The U.S. Senate passed a $1.66 trillion government spending bill, sending it to the House of Representatives to approve and send to President Joe Biden for his signature, averting a partial government shutdown.
The legislation provides funding through Sept. 30, 2023 for the U.S. military and an array of non-military programs.
The legislation provides Ukraine with $44.9 billion in wartime aid and bans the use of Chinese-owned social media app TikTok on federal government devices.
Progress on the bill had slowed after conservative Republican Senator Mike Lee introduced an amendment meant to slow immigration on Wednesday night.
That move prompted Democrats to put forward a competing amendment that would boost funding for various law enforcement agencies that operate on the border.
Both amendments failed, which in practice allowed lawmakers to move forward with the overall package.
Appropriations Committee Chairman Patrick Leahy, a Democrat who is retiring after nearly five decades in the Senate, praised the bipartisan support for the measure following months of negotiations.
His Republican counterpart, Richard Shelby, who also is retiring following a long career in Congress, said of the 4,155-page bill, “It’s got a lot of stuff in it. A lot of good stuff.”
Lee’s amendment would have required the United States to maintain a policy known as Title 42, implemented under Republican former President Donald Trump at the beginning of the COVID-19 pandemic, which prevented hundreds of thousands of immigrants from seeking asylum. It grants border officials the ability to rapidly expel migrants to Mexico without a chance to seek asylum during public health emergencies.
The policy was set to expire earlier in the week, but the Supreme Court put the brakes on Title 42’s end, as it considers litigation brought by Republican-led states.

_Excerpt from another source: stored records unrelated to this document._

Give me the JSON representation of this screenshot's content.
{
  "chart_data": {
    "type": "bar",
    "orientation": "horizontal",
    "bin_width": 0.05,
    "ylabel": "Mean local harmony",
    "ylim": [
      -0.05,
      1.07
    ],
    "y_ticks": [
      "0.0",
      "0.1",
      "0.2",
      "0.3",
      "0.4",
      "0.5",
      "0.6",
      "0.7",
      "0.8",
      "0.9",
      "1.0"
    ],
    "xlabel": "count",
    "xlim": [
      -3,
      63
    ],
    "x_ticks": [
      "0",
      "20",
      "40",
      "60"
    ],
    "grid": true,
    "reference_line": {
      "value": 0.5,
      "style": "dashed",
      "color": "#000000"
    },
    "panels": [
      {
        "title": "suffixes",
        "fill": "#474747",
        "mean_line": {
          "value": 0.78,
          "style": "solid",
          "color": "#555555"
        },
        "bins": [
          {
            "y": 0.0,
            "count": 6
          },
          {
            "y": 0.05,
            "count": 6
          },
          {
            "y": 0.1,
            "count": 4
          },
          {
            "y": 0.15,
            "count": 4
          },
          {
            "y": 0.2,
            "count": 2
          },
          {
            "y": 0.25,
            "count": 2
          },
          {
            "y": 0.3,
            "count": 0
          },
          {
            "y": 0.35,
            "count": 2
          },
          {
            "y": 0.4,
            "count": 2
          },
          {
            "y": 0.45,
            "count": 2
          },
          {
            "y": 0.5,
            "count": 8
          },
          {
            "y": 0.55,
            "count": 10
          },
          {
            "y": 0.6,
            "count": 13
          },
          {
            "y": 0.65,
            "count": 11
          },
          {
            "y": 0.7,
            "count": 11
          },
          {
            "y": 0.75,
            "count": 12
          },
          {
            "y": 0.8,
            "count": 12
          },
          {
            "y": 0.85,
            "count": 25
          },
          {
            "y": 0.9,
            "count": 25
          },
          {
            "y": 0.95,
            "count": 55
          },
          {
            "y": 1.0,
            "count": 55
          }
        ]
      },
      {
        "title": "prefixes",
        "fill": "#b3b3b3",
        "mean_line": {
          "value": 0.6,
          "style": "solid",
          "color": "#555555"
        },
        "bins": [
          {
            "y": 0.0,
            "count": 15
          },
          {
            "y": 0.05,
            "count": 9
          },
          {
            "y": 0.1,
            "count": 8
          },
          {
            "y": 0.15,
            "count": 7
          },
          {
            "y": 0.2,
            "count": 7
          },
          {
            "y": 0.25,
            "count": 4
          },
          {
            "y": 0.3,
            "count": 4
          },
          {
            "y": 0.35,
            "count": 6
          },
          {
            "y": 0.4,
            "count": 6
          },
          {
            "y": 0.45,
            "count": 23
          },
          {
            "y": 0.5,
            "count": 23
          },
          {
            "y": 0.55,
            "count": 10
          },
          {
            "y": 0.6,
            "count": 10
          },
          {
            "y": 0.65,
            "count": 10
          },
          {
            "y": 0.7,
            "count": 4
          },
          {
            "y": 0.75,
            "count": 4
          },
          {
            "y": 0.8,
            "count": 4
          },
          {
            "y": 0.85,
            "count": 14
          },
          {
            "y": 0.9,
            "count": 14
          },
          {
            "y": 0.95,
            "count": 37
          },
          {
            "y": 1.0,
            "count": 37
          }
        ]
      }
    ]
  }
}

Of the more than one-dozen amendments debated, the Senate approved one to allow the transfer of proceeds from the sale of certain forfeited property to be used to aid Ukraine. Another requires accommodations to be made available for pregnant workers.
At her final weekly press conference as House speaker, Nancy Pelosi said she hoped that the massive spending bill is passed by the House on Thursday night. But she added that once the Senate approves the bill, it likely will be several hours before paperwork is completed and the legislation can be transmitted to the lower chamber.
While the spending bill is expected to pass in the Democratic-led House as well, most Republicans there have come out against it, criticizing the package for increasing spending without addressing priorities such as securing the U.S.-Mexico border.
House Republicans wanted to delay negotiations on the full-year legislation until early next year, after they take the majority.